Il semblerait que certains guides religieux musulmans ont été approchés pour se voir expliquer l’opportunité de telles arrestations. On va seulement déplorer que les autorités judiciaires n’aient pas communiqué pour que les populations sachent à quoi s’en tenir. Il aurait été bien indiqué de dire aux populations les raisons et les éléments d’enquête qui ont poussé à opérer les séries d’arrestations pour bien montrer que les autorités n’ont pas agi à la légère ; cela aurait l’avantage d’alerter les populations pour plus de vigilance, mais surtout ne laisserait pas le champ libre à une propagande qui commence à se développer et qui voudrait que les enquêteurs n’aient aucune preuve et que les personnes arrêtées l’ont été à tort. Aussi, la communication des autorités publiques aurait le mérite de confondre des groupes d’imams qui n’ont accès à aucun élément du dossier de l’enquête et qui s’autorisent à disculper déjà un des leurs, notamment l’imam Ndao arrêté à Kaolack. Que l’on ne nous dise surtout pas que les autorités judiciaires voudraient éviter de tomber dans une quelconque violation du secret de l’instruction ! Le Sénégal n’est pas plus regardant que la France sur ces principes et pourtant, on avait vu le procureur de Paris, François Molins, égrener devant les caméras les éléments qui avaient permis de lancer la traque contre les frères Kouachi et Amedy Coulibaly, après les attentats contre le journal Charlie Hebdo. D’ailleurs, combien de fois les autorités judiciaires sénégalaises ont eu à communiquer pour édifier l’opinion publique, notamment dans les affaires Aïda Ndiongue, Cheikh Béthio Thioune, Idrissa Seck, Karim Wade et autres ?

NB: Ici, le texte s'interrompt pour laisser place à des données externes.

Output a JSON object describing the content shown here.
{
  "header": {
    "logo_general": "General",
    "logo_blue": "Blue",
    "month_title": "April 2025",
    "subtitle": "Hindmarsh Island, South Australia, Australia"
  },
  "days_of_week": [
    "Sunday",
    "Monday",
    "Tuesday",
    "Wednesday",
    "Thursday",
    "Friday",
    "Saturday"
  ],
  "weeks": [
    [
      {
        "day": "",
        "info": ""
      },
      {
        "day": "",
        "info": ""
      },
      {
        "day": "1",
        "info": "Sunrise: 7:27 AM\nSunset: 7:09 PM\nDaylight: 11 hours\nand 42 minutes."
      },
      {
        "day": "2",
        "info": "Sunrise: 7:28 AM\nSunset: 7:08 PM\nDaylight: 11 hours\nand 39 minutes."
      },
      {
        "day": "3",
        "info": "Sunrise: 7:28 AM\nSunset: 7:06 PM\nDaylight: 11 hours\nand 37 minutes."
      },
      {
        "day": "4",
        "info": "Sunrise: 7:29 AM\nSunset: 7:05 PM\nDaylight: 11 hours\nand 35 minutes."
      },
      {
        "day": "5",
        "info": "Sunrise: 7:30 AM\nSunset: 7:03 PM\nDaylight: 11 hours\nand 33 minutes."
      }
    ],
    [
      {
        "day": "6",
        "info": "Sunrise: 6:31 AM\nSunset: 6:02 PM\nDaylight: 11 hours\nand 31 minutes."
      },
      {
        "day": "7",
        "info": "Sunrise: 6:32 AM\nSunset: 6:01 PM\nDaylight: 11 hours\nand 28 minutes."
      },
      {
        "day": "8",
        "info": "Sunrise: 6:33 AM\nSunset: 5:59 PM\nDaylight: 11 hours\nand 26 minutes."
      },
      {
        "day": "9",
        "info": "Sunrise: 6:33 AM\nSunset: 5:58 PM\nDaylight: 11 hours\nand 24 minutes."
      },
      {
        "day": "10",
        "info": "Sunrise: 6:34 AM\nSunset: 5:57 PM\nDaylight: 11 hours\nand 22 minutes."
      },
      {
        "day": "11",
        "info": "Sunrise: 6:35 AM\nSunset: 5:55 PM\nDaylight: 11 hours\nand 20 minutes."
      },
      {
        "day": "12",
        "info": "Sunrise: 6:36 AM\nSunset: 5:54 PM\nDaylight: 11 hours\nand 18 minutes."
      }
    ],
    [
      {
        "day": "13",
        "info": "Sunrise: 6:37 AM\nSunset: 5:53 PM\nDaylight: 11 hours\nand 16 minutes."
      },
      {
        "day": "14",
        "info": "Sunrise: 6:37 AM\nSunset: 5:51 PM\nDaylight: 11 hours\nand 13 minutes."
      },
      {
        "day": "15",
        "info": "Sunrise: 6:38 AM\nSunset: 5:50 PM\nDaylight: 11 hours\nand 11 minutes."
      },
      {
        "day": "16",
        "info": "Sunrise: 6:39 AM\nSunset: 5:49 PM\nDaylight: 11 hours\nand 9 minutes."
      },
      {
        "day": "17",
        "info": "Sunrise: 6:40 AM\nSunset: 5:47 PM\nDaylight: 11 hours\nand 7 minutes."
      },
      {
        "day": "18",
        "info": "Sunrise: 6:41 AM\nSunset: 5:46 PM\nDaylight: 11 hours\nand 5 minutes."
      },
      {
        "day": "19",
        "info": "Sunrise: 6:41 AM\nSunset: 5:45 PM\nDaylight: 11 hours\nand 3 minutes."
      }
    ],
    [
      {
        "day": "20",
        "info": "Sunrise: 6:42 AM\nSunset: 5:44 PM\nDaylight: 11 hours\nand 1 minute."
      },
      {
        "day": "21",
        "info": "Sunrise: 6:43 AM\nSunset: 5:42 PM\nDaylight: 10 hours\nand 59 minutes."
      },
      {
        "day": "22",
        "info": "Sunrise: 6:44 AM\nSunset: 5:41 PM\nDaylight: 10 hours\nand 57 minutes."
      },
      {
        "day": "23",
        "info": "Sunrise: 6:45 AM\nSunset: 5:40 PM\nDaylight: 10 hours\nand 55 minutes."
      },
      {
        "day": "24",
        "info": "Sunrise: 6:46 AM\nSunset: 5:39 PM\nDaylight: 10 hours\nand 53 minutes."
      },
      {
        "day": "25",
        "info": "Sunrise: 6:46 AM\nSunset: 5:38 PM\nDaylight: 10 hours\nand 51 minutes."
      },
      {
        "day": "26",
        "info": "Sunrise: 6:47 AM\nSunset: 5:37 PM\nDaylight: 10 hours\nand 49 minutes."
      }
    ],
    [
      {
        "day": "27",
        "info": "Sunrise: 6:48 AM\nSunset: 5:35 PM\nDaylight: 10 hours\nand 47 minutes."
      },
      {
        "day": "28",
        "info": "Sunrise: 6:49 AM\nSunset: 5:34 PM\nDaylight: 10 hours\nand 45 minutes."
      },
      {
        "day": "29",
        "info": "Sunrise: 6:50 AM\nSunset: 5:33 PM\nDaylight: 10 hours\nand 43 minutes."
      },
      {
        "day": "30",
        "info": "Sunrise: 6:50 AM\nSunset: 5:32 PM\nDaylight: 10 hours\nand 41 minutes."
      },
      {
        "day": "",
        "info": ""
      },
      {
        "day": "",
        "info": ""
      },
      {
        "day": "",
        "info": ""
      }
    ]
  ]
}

La vigilance devrait donc être accrue, car les arrestations opérées peuvent apparaître comme un casus belli aux yeux des autres jihadistes pour les décider à agir contre le Sénégal. Cette vigilance doit être renforcée en prison, car l’expérience enseigne que les leaders jihadistes poursuivent leurs missions d’embrigadement en prison et arrivent à radicaliser des personnes sans repères moraux ou psychologiquement fragiles et Dieu sait combien ils sont nombreux, dans nos prisons, des jeunes désespérés prêts à toutes les aventures. Il convient donc de confiner à l’isolement ces personnes arrêtées et d’éviter qu’elles arrivent à se déployer en prison pour s’introniser imam ou prêcheur. C’est peut-être l’occasion d’organiser le culte musulman en prison pour stopper la pratique qui fait que des détenus s’autoproclament imams et dirigent les prières et les prêches. Les services de l’Administration pénitentiaire ont besoin d’être mieux outillés et de se préparer pour mieux gérer le phénomène de l’islamisme dans les prisons.